I'm looking at either creating a custom object to take care of the detection or dumping the records into an SQL database and taking care of it offline. Any thoughts on which one of the two is the best approach?

Edit:

After reading the first comment, I think the more appropriate question would be "How do I approach the problem in SOQL".

The object I'm working with is the Event object and I'm really only looking at the standard fields, AccountId, OwnerId and ActivityDate. From what I've found online, there's no easy way to find records that have the same value for these three fields. I think it could be accomplished by nesting SOQL queries but I'd like to use a different approach if at all possible.

Best Answer

This could be base of your query for duplicates:

SELECT COUNT(Id), AccountId, OwnerId, ActivityDate
FROM Event
GROUP BY AccountId, OwnerId, ActivityDate
ORDER BY COUNT(Id) DESC
LIMIT 10

Don't run it yet!

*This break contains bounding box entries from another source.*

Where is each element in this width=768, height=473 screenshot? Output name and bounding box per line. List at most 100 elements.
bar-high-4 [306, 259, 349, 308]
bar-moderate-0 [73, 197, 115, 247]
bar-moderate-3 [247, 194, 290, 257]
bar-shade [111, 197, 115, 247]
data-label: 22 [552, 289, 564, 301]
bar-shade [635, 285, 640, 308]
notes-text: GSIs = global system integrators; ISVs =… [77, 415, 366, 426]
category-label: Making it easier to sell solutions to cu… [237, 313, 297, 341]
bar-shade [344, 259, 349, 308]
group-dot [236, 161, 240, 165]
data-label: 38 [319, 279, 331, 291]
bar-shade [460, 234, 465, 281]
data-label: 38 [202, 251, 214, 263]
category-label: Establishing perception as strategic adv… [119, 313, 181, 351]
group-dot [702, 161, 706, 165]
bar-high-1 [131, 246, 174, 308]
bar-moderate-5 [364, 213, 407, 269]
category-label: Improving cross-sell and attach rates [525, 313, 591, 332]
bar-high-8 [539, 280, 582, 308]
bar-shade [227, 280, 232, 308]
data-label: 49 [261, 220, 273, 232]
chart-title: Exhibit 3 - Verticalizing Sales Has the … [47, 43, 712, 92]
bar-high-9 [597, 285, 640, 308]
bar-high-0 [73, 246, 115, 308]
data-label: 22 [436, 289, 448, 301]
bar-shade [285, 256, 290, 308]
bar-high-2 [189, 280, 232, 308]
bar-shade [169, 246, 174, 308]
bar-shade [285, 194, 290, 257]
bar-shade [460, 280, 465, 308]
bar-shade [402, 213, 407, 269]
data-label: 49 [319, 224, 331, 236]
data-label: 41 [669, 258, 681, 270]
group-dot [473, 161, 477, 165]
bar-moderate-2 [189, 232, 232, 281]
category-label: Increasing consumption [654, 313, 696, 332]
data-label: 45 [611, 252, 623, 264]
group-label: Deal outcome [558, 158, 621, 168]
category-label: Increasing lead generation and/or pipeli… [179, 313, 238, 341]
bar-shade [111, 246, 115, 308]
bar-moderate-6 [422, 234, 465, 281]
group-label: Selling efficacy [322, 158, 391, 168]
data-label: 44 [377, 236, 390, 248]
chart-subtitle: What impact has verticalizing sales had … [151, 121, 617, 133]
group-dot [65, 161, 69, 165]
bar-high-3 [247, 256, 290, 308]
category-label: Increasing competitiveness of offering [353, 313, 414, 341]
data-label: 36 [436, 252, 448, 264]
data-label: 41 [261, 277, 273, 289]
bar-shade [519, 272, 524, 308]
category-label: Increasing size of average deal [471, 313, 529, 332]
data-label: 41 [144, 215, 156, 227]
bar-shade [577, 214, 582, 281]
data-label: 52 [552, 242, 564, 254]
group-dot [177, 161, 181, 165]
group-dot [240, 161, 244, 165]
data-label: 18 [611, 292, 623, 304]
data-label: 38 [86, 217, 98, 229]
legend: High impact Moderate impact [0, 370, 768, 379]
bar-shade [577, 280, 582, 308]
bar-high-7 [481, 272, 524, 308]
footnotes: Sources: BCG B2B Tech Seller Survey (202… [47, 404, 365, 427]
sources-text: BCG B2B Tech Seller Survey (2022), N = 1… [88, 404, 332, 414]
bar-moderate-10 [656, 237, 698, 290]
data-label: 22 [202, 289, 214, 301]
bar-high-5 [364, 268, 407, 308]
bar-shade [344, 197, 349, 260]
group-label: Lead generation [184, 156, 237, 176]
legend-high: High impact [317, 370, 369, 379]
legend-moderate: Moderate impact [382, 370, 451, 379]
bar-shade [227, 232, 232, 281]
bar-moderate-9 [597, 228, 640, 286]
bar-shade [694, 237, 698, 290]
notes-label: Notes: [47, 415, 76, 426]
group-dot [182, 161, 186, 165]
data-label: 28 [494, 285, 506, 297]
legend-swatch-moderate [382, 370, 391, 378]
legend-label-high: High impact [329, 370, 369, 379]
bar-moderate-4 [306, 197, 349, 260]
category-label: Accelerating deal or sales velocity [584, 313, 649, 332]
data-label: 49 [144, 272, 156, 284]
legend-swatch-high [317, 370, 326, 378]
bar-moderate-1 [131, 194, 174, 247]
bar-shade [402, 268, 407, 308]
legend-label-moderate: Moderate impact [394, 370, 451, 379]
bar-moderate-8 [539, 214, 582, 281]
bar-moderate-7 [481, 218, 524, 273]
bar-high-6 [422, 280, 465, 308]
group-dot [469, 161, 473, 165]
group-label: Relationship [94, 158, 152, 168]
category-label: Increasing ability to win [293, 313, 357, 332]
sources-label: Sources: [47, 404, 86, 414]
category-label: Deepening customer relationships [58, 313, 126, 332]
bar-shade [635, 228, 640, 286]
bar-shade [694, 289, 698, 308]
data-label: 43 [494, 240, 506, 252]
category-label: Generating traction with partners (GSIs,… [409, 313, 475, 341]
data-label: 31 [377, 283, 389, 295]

It's very likely to timeout and I can imagine it having serious performance issues.

This version is bit better (and it returns the earliest Event that matches the conditions):

SELECT MIN(Id) oldest, COUNT(Id), AccountId accId, OwnerId userId, ActivityDate d
FROM Event
WHERE AccountId != null AND ActivityDate = THIS_MONTH
GROUP BY AccountId, OwnerId, ActivityDate
HAVING COUNT(Id) > 1
ORDER BY COUNT(Id) DESC
LIMIT 10

Keep tweaking it till you're happy it can run in reasonable time. Make the WHERE clause selective, maybe increase the HAVING... The MIN(Id) is an idea for the "winner" record. Maybe you'll decide that newest one should win. Maybe you'll build something that asks the user to decide...

Anyway. Let's say that "earliest" Id will be a winner (come to thing about it, we probably shouldn't count in Id's being sequential...).


So you have List<AggregateResult> which you can use to make the detailed query for all Events:

// Id oldestEvent = (Id) results[0].get('oldest');
Id accId = (Id) results[0].get('accId'), userId = (Id) results[0].get('userId');
DateTime actDate = (DateTime) results[0].get('d');

Use these to build SELECT ... FROM Event WHERE AccountId = :accId AND ... (optionally AND Id != oldestEvent if you want to skip my "winner". Or sort them by CreatedDate / ActivityDate DESC if you want to be sure the record you want is first in the result set.

The standard merge statement works only on Accounts, Contacts and Leads. I think you'll have to delete them with your own code, deciding which values to keep in the winner, which should just go... Luckily we can't make lookups to Events so at least you don't have to worry about relationships...